私に気がついて、電車の運転手さんが、まだ人がいるのかという感じで
こちらを見てきたので、「すみません、すぐ来ます」と言ったら、頷いてくれた。
そして家内が階段を駆け上ってきて、2人で電車に駆け込むと、すぐに
ドアが閉まって発車した。
待ってくれたのは、数秒か、あるいは10秒くらいだったかも知れないが、その長さではない、運転手さんが気を遣ってくれた。
その心遣いが有難かった。
家内だけでなく、私自身、会社を辞めて、時間に追いまくられるような
生活から開放され、時間の感覚が随分ゆったりとしてきた。
今日できなければ明日でいい、あくせくすることはない。
こういう生活になって、気持ちに余裕が出てきたようである。
それに、少しぐらいはいいじゃあないか。山手線じゃないんだ。
確かに、こう言いたい気持ちは私にもある。
山手線、2分30秒に1本!
芸術的と言うか、異常である。
ここまでするか?
タイのアユタヤに行ったとき、電車の出る時刻に遅れそうになって駅まで
駆け込んだら、電車がでるまでに1時間半くらい待たされた
アユタヤは始発駅なのに、である。
ロンドンの地下鉄は時間通り来ない。
では、時刻表は何のためにあるのか。
電車がどういう間隔で走っているかを知る目安なんだという。
電車だけではない。
バンクーバーにマラソンに行ったとき、時間になってもスタートしない。
スタート時間を過ぎているのに、選手が遠くから、スタートラインに向かって、まるでピクニックのようにのんびり歩いて来る。

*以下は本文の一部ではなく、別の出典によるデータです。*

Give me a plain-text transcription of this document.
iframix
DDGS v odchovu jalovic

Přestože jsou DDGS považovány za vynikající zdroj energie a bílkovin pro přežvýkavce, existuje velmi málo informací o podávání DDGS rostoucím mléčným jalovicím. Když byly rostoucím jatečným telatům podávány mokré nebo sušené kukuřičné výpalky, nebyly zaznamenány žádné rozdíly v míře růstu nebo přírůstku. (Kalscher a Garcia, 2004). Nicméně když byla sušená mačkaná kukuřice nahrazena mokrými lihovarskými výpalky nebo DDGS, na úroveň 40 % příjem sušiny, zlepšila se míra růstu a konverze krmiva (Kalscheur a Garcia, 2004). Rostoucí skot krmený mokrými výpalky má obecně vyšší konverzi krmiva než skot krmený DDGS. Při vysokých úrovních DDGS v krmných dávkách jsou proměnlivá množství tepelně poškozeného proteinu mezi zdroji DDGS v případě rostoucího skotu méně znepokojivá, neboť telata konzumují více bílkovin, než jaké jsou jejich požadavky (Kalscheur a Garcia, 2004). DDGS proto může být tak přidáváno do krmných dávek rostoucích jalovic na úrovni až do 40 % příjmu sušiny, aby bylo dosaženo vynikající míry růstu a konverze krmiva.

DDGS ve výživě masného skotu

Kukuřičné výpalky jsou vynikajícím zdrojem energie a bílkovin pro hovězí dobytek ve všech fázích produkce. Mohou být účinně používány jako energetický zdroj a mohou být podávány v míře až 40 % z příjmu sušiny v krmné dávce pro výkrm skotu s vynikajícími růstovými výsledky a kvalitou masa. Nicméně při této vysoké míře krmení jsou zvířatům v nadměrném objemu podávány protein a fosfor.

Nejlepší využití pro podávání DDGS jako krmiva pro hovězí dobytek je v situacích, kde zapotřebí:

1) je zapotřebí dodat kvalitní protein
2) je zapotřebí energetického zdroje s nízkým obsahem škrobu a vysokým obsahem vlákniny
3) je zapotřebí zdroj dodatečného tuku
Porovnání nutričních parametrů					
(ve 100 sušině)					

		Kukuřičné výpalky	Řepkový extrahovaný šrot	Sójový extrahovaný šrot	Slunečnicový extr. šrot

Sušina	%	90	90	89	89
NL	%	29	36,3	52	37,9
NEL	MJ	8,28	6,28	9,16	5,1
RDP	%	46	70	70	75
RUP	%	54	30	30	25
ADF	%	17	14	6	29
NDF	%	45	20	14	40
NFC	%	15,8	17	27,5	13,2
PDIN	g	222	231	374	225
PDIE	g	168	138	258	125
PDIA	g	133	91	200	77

一体、どうしたのかなと見ていると、いきなり周りが走り出した。
どうやらスタートしたらしい。
これでも国は潰れないのだ。
効率や便利さをギリギリまで追求することだけが、社会のあり方ではない。
でも、今日の私たちだけは、これを言ってはダメでしょ。
運転手さんや、他のお客さんに迷惑をかけていい筈がない。
ゆったりとした時間を楽しめるようになって、それはいいことなのだが、そうではない時間にドギマギしてしまう。
ゆったりとした感覚に身を任せながら、締めるところでは締める。
この辺の使い分けが生活の極意かも知れない。